In [2]:
import pandas as pd
import numpy as np
import os
import math
import matplotlib.pyplot as plt
from scipy import stats
from itertools import product

## part a)

In [3]:
index_list1 = ['SEQN','RIDAGEYR', 'RIDRETH3', 'DMDEDUC2', 'DMDMARTL',
              'RIDSTATR', 'SDMVPSU', 'SDMVSTRA', 'WTMEC2YR', 'WTINT2YR']
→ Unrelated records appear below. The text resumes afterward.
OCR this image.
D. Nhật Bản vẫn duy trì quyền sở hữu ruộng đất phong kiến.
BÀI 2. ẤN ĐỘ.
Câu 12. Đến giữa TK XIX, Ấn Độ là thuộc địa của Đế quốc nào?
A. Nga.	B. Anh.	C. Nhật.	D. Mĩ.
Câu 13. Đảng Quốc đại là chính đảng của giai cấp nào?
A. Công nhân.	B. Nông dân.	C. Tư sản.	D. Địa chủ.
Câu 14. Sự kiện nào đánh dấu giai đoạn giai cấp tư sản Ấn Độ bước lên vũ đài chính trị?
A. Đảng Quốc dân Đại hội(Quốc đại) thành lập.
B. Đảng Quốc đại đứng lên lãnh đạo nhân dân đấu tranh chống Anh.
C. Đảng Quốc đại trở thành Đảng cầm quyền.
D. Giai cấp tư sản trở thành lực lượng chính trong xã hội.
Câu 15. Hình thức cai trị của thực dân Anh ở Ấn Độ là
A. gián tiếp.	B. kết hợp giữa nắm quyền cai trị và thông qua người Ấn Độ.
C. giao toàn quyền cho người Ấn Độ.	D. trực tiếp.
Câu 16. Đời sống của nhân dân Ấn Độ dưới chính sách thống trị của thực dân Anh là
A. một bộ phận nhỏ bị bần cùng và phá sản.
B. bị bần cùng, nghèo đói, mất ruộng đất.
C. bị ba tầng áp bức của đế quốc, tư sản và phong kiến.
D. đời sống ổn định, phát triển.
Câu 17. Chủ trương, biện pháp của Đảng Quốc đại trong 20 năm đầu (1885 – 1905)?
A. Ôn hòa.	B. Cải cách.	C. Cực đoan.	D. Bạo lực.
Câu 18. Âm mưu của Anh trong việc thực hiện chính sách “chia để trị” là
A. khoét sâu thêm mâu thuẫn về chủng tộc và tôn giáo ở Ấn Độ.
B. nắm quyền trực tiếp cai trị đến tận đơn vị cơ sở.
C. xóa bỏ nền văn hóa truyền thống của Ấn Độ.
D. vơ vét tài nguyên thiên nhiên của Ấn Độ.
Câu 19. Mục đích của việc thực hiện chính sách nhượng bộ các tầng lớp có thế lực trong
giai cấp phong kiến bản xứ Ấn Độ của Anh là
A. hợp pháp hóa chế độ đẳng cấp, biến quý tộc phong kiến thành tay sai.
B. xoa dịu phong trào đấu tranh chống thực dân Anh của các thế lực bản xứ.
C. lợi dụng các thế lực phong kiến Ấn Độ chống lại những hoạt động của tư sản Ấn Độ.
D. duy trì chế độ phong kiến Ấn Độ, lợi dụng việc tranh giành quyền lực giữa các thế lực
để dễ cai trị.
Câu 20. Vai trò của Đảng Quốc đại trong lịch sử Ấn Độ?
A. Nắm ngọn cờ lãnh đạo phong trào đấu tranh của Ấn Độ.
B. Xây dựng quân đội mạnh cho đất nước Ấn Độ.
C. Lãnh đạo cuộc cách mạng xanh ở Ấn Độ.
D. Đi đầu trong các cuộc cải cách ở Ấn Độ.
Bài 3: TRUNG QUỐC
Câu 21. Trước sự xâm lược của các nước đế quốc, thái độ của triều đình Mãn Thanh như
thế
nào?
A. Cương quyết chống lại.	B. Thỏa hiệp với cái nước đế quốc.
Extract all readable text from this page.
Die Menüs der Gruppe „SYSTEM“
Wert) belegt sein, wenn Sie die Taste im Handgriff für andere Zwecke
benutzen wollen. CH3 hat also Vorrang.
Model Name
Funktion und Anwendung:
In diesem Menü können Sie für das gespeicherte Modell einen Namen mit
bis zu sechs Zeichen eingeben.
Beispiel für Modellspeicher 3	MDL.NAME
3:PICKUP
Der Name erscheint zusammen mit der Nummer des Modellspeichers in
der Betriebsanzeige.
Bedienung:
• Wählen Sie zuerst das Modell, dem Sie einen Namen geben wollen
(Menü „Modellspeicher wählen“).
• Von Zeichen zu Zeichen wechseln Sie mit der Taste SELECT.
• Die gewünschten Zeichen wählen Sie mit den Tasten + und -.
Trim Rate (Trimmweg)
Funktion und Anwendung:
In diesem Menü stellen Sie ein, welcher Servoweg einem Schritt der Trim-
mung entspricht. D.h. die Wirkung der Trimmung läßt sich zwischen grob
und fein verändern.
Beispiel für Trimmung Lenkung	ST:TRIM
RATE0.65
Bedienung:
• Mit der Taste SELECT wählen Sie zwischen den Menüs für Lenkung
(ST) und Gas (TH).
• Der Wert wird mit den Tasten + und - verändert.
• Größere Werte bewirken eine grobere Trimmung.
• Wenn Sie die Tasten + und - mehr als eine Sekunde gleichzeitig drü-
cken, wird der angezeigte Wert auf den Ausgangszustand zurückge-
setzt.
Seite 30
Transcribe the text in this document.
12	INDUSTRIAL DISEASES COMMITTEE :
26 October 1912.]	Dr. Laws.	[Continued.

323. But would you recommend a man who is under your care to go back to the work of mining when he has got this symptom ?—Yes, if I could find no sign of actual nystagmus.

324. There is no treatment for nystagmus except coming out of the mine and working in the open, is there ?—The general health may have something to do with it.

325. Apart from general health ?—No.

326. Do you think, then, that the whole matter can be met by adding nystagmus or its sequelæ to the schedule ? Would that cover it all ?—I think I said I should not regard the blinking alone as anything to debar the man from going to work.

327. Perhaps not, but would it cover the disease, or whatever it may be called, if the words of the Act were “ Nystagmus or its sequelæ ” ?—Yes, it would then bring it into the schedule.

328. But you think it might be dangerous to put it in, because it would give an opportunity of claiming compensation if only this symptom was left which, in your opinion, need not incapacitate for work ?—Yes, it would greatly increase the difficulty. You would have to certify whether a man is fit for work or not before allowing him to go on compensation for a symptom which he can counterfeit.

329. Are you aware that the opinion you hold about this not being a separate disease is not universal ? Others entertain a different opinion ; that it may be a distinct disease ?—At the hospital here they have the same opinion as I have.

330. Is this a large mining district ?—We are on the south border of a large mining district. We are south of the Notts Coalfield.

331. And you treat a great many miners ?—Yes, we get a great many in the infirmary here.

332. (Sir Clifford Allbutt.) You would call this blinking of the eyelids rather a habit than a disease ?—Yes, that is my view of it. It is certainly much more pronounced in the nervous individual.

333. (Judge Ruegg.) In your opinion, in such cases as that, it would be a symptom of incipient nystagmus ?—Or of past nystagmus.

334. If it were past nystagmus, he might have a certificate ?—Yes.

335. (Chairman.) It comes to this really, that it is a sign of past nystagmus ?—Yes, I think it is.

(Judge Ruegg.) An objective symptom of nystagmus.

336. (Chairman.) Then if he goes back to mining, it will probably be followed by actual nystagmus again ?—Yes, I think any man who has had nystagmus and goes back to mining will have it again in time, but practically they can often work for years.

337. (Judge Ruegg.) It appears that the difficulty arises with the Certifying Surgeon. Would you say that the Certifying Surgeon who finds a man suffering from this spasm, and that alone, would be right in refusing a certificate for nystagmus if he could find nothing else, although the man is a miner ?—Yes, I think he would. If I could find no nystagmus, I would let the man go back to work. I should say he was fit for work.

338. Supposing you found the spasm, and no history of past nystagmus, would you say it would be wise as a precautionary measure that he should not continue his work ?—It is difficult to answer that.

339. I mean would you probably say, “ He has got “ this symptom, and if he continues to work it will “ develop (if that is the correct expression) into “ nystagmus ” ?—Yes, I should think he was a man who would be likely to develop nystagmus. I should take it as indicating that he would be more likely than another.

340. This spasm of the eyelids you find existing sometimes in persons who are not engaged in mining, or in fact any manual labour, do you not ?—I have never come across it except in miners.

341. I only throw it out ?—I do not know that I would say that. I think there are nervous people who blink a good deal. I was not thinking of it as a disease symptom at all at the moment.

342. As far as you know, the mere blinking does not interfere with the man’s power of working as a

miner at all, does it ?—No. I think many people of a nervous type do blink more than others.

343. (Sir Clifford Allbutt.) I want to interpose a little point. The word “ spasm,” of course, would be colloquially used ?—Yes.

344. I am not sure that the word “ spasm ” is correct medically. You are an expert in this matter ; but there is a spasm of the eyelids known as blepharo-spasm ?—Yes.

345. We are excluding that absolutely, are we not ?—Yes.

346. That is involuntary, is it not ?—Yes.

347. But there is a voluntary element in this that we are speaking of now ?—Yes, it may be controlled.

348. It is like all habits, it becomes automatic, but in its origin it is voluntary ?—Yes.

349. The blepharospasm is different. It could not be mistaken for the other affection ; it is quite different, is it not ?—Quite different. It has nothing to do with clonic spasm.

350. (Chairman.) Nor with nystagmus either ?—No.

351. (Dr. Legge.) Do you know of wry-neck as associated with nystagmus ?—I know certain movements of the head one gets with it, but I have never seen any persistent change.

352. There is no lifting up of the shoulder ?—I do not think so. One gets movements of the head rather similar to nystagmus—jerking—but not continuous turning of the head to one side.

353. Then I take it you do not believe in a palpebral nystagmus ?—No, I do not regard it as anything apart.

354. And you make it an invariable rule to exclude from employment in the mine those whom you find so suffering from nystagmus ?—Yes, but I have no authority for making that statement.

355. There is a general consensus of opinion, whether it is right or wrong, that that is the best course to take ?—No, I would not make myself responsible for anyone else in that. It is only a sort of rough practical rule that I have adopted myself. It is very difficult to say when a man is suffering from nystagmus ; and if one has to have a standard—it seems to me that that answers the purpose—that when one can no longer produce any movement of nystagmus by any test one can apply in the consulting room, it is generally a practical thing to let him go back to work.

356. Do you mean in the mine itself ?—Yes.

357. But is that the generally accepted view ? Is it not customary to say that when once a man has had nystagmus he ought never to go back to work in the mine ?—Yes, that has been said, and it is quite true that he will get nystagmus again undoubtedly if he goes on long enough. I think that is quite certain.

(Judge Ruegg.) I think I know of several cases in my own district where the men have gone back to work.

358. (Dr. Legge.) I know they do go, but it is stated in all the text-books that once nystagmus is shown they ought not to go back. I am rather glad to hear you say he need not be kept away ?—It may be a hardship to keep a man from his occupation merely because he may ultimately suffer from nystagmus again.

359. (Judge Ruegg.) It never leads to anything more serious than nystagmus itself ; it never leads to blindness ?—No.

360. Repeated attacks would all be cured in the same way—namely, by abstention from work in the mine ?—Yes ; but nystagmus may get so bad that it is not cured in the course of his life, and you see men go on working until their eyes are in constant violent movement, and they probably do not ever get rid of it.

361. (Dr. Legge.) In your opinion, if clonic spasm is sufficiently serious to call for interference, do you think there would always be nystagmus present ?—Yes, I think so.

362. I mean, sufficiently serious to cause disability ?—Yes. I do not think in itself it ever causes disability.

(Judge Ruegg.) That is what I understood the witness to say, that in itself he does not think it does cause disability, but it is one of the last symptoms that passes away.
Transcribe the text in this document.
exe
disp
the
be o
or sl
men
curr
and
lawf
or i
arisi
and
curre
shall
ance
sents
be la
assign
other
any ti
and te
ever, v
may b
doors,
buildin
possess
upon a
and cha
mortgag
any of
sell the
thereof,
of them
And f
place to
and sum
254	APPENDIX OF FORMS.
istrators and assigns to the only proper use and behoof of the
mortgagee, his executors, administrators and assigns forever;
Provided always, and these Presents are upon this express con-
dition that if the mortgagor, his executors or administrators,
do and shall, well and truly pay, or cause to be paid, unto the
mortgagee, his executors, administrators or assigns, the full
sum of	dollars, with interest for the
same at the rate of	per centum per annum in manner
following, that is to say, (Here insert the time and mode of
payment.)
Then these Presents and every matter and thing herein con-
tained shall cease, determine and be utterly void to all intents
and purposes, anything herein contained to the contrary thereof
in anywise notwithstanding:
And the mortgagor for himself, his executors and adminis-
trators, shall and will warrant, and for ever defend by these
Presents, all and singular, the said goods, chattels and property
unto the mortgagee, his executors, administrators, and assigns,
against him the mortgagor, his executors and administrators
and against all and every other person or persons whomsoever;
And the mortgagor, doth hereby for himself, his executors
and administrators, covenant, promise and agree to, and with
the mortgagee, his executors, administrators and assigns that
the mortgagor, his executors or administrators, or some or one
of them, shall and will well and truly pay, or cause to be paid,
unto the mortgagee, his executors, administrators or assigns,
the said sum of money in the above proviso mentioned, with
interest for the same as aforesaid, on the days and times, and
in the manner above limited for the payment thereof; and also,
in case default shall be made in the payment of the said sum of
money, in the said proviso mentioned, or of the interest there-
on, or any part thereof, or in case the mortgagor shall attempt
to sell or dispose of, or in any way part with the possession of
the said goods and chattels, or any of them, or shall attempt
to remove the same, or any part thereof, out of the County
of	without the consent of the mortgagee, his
# read files and and a column
path1 = r"./demographic"
files1 = os.listdir(path1)
dat1 = []
for file in files1:
    if file.endswith('.XPT'):
        a = pd.read_sas(path1+'/'+file)
        # select specified columns
        a = a[index_list1]
        # add the column identifying to which cohort each case belongs
        a['YEAR'] = [file[6:10] for i in range(len(a))]
        dat1.append(a)
        
df1 = pd.concat(dat1, ignore_index=True)

# rename columns
df1 = df1.rename(columns = {'SEQN': 'id','RIDAGEYR':'age', 
                            'RIDRETH3':'race', 'DMDEDUC2':'education', 
                            'DMDMARTL':'marital_status', 'SDMVPSU':'psu', 
                            'SDMVSTRA':'stratum'})
df1.columns = df1.columns.str.lower()

# object: id
# int: age, psu, stratum
# category: gender, race, education, marital_status, ridstatr
df1['id'] = df1['id'].astype(int).astype(object)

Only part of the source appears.